Мехму с розовой стрекозой в зубах отправлял меня в океан.
– Это из фильма, – объяснил он. – «Самая длинная война», что ли…
– «Самый длинный день»
[65]
.
– А, точно. Ты его видел?
– Ага. А ты?
– Нет, а что?
– Посмотри при случае. Спасибо тебе, Мехму. Приятное было плавание, хоть я и корабли не люблю.
– Я тоже не люблю. Слушай, если встретишь толстушку лет тридцати, ростом примерно метр шестьдесят пять, в голубом хиджабе – ни в коем случае не показывай ей пистолетик.
– Ты его у нее украл?
– Ну, вроде того.
– Она друг или враг?
– А какая разница?
– Большая.
– Тогда и то и другое.
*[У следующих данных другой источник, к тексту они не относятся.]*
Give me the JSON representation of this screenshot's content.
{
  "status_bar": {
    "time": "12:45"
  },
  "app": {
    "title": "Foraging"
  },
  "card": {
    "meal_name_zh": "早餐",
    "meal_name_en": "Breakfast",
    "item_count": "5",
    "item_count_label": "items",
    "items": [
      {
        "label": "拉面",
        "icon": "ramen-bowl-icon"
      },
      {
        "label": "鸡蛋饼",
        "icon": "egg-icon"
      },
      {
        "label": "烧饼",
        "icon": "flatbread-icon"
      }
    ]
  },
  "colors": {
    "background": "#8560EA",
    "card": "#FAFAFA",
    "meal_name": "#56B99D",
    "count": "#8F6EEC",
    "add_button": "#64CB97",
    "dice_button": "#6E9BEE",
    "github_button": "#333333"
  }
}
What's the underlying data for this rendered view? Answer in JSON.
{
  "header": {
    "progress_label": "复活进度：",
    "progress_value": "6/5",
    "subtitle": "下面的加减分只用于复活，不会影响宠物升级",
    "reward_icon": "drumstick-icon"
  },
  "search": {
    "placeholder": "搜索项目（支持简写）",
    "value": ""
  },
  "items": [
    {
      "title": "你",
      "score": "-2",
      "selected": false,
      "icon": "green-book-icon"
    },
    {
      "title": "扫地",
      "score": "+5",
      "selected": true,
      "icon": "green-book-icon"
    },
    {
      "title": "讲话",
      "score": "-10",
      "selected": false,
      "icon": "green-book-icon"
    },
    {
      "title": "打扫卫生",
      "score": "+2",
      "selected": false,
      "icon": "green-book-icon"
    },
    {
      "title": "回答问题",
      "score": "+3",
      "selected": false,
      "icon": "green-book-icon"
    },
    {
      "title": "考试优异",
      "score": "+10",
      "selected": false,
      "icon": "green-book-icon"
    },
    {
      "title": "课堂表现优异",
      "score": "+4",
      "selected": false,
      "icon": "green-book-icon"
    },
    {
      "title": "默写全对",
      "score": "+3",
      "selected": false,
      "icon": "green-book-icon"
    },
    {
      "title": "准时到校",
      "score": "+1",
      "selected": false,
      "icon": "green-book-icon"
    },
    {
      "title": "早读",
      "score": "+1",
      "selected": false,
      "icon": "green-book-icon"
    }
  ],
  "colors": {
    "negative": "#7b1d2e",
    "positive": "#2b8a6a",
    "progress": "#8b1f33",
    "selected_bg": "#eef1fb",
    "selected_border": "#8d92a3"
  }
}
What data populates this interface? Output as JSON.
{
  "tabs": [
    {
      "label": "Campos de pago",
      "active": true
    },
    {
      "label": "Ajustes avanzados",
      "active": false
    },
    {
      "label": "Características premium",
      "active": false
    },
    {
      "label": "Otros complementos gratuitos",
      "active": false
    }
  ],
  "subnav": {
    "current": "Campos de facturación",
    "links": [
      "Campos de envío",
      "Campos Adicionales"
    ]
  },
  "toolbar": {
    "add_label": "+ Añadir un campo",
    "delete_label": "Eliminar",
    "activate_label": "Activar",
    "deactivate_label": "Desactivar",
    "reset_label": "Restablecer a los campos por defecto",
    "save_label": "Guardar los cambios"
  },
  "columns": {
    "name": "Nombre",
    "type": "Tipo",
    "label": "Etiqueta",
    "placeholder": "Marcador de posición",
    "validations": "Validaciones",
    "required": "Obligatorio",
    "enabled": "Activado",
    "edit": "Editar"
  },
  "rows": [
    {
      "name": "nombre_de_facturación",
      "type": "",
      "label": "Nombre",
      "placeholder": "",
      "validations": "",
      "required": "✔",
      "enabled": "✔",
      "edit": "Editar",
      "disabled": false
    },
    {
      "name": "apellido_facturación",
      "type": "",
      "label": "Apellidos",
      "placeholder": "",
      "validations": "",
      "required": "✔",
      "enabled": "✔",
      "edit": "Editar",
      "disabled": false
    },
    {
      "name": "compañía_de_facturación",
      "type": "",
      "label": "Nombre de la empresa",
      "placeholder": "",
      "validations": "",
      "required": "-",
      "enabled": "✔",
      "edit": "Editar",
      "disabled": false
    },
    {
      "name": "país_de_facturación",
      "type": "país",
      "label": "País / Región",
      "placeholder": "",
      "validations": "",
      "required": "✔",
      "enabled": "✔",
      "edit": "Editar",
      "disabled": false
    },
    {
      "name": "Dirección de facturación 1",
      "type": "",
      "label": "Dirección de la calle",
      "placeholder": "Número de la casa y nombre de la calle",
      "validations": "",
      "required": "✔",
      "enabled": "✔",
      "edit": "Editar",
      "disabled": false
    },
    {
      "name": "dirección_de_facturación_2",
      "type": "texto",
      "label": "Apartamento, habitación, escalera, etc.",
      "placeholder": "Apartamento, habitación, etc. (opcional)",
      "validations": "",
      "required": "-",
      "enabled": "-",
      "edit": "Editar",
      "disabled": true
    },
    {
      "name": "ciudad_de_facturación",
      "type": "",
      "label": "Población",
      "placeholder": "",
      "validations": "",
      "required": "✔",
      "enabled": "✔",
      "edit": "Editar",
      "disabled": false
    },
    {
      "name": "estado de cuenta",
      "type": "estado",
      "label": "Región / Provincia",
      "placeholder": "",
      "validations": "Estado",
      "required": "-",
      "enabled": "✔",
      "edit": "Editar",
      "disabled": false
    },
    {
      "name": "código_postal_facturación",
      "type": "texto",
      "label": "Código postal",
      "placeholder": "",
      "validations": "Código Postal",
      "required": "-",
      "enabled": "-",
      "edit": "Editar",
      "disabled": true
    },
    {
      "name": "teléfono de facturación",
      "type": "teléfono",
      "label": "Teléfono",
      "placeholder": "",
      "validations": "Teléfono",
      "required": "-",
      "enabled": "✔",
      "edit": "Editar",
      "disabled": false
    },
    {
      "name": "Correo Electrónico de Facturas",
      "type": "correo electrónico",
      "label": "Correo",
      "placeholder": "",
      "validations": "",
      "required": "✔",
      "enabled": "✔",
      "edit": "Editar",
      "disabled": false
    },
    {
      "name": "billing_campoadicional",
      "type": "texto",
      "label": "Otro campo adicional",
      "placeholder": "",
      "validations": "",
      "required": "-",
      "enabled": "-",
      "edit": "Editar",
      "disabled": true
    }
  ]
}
Это жена моя.
– Жена?
– Ага.
– Ты ее любишь?
– Безумно.
– И если она увидит у меня этот пистолетик, то…
– Она тебя убьет, – ответил Мехму. – Бывает и такое. Часто. Жена у меня грозная.
– Значит, толстушка лет тридцати в голубом хиджабе. Так?
– Так. Между прочим, ее так зовут. Ну, подпольная кличка.
– Какая?
– Товарищ Голубой Хиджаб, вот какая.
– Голубой хиджаб?
– Ну да.
– Ладно, – протянул я. – Спасибо, что предупредил.
– Не за что, – улыбнулся он. – Я всех предупреждаю. А ее до смерти люблю за то, что она такая грозная.
– Я так и понял.
– И по дороге к берегу не забывай простое правило: если кто-то захочет столкнуть тебя с места в шлюпке, вышвырни обидчика за борт.
– Бывает и такое?
– Часто.
– Эй, ты! – прохрипел старпом, наставив на меня палец.
Я подошел к борту, перелез через ограждение и начал карабкаться по веревочному трапу.
Спуск оказался неожиданно трудным: лестницу мотало над водой, приходилось изо всех сил цепляться за веревки и перекладины. Вдобавок трап шлепнуло о стальную обшивку корпуса, и я до крови ободрал незащищенные пальцы.
Даже с нижних ступенек три шлюпки казались крохотными рыбками-лоцманами под шершавым боком громадной акулы. В отличие от спасательных лодок на палубе шлюпки, точнее, рыбацкие лодки-плоскодонки были оснащены моторами. Мы стояли в открытом океане. Переполненное утлое суденышко угрожающе покачивалось на волнах. Я спустился на последнюю ступеньку и вдохнул запах рыбы, насквозь пропитавший лодку.